Scott M. Campbell on Heidegger's "lost manuscript" and the facticity of life.
"Phenomenological Interpretations with Respect to Aristotle: Indication of the Hermeneutical Situation ," known as Heidegger's "lost manuscript," is the prospectus that he sent to Marburg and Göttingen for the purpose of attaining teaching positions at those universities. It is both historically and philosophically important because in it Heidegger outlined his current and projected philosophical interpretations of Aristotle. Gadamer, in his introduction to the subsequent publication of the manuscript (1989) after its rediscovery, titled Heideggers "theologische" Jugendschrift (Heidegger's "Theological" Youthful Writings), maintains that there are two impulses motivating the young Heidegger's interest in Aristotle: (1) a critique of Aristotle's understanding of Being and (2) a retrieval of the facticity of Dasein through Aristotle. It is the latter impulse, Gadamer claims, that is partly theological insofar as Heidegger affirms that Christian theology moves within concepts that originated in Aristotelian ontology. Since Reformation theology provided a critical impetus to Kant and the development of German Idealism, Heidegger's interpretations of Aristotle can be understood as an attempt to redirect current philosophical and theological traditions toward Dasein's facticity. In that sense, facticity involves both the retrieval of certain lost traditions and the reinterpretation of current traditions through that retrieval.

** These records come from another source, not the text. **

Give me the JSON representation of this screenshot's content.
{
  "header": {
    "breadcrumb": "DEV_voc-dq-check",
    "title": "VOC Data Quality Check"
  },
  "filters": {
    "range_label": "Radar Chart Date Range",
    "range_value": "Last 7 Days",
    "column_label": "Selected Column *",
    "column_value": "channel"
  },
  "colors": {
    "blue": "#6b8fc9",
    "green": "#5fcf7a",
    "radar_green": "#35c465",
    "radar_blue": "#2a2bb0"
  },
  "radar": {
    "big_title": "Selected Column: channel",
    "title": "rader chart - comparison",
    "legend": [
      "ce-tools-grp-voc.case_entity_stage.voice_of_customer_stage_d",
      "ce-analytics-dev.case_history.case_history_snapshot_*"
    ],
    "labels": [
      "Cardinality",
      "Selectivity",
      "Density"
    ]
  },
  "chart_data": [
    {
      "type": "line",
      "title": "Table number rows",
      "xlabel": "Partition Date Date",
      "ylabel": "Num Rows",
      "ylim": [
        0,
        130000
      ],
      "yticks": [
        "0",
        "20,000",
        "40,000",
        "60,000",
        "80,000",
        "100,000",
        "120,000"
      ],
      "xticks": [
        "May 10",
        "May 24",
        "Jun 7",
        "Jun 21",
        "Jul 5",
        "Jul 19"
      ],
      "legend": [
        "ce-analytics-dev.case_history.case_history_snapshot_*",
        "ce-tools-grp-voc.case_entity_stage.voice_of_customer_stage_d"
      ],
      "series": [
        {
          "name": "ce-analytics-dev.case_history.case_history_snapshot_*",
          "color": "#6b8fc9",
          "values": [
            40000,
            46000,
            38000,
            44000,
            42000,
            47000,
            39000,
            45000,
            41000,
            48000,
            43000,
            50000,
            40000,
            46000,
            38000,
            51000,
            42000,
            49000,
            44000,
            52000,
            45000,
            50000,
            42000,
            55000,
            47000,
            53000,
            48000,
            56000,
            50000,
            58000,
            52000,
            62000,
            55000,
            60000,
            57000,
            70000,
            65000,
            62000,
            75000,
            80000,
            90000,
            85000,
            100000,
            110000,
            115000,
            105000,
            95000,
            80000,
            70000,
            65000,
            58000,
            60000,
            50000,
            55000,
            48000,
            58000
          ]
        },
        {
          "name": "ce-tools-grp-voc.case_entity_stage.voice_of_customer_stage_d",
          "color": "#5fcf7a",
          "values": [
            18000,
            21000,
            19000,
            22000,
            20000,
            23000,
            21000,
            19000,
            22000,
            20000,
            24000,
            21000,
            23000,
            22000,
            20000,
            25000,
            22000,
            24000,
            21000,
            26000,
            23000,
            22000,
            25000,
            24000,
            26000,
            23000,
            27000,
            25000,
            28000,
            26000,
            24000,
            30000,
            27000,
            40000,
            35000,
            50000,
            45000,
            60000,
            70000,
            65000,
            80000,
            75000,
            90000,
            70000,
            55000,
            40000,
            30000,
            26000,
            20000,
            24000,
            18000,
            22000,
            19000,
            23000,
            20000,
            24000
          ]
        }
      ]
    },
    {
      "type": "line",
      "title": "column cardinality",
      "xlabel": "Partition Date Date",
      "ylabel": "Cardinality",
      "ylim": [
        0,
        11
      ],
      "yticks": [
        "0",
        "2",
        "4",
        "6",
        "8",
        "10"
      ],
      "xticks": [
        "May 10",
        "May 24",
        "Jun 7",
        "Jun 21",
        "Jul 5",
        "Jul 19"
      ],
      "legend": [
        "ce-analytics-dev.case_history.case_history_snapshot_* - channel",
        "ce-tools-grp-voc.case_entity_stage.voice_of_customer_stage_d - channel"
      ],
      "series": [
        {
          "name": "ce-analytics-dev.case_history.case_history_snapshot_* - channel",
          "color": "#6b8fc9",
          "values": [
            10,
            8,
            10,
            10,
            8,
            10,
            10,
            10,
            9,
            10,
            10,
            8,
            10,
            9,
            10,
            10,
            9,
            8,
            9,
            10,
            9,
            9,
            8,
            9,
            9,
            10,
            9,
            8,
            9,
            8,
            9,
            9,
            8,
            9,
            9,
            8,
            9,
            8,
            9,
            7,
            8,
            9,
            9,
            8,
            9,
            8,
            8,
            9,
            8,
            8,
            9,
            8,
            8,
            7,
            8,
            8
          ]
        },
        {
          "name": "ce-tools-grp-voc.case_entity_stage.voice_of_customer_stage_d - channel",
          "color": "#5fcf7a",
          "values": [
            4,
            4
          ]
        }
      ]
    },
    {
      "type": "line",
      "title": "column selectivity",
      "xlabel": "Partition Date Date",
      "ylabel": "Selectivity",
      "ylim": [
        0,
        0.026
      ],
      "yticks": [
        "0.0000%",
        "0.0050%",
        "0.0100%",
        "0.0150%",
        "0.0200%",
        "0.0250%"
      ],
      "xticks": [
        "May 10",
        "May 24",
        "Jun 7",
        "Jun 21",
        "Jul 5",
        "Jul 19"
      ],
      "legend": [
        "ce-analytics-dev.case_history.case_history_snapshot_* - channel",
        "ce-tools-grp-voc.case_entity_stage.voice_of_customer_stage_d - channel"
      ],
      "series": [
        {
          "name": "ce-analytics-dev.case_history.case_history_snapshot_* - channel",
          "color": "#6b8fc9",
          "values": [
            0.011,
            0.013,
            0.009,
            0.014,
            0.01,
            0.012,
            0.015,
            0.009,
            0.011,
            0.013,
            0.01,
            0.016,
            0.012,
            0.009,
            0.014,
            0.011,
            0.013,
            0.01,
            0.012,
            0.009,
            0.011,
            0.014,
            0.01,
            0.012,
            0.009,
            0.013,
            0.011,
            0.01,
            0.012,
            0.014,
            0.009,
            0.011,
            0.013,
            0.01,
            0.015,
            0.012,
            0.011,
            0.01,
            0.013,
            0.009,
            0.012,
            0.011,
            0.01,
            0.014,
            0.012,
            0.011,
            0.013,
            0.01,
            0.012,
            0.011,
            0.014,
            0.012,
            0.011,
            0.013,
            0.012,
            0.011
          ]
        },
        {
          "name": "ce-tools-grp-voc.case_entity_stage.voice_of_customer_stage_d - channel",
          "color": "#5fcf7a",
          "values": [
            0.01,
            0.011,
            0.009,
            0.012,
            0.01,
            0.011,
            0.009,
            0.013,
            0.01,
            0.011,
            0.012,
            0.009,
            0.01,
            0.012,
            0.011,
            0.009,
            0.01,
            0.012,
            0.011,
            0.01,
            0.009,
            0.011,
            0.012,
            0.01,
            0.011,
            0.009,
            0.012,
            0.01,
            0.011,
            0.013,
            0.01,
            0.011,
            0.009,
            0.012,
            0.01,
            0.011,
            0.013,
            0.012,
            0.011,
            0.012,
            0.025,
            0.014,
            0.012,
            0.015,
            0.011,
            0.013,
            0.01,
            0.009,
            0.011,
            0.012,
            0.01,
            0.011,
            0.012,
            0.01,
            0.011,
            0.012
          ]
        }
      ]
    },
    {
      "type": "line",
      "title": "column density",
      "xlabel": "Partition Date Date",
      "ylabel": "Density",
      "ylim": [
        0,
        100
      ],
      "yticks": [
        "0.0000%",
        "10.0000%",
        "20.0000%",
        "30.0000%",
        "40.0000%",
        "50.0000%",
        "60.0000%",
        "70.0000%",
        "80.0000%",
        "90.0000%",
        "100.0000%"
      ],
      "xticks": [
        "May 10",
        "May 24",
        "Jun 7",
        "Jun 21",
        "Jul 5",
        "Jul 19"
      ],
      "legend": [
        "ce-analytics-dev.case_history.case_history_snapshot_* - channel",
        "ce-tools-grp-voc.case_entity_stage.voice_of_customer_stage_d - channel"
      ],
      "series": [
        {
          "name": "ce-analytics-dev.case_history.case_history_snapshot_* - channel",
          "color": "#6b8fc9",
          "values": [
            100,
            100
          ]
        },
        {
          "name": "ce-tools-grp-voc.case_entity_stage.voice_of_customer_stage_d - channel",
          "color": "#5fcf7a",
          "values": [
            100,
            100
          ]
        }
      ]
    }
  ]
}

Considering that Heidegger was providing a sketch of his current research and drawing up plans for future work, the prominence of facticity as retrieval and reinterpretation in this brief yet enlightening and provocative text confirms its centrality to Heidegger's project. I show here how Heidegger intends to makes a retrieval of Dasein's facticity through Aristotle and how he believes that attention to facticity can bring about a radical reinterpretation of philosophical and theological research. My claim is that Heidegger does not simply want to retrieve ideas from the past. Rather, he is interested in the current state of philosophy and theology, which, he tells us, is operating with Aristotelian concepts but without a proper orientation toward Aristotle's philosophical-historical (factical) situation. If philosophy and theology can be traced first to scholasticism and then, on the one hand, through St. Thomas and St. Bonaventure back to Aristotle, and, on the other hand, through Augustine and Neoplatonism back to Aristotle, then Aristotle is certainly a pivotal figure. Philosophy and theology have lost sight of certain critical insights into ontology and logic that Aristotle had made through his own analyses of facticity of life. For philosophy and theology to reclaim those insights, they need to recognize that Aristotle's philosophy was a description of the meaning of factical life, which, Heidegger claims, is the proper object of any philosophical research.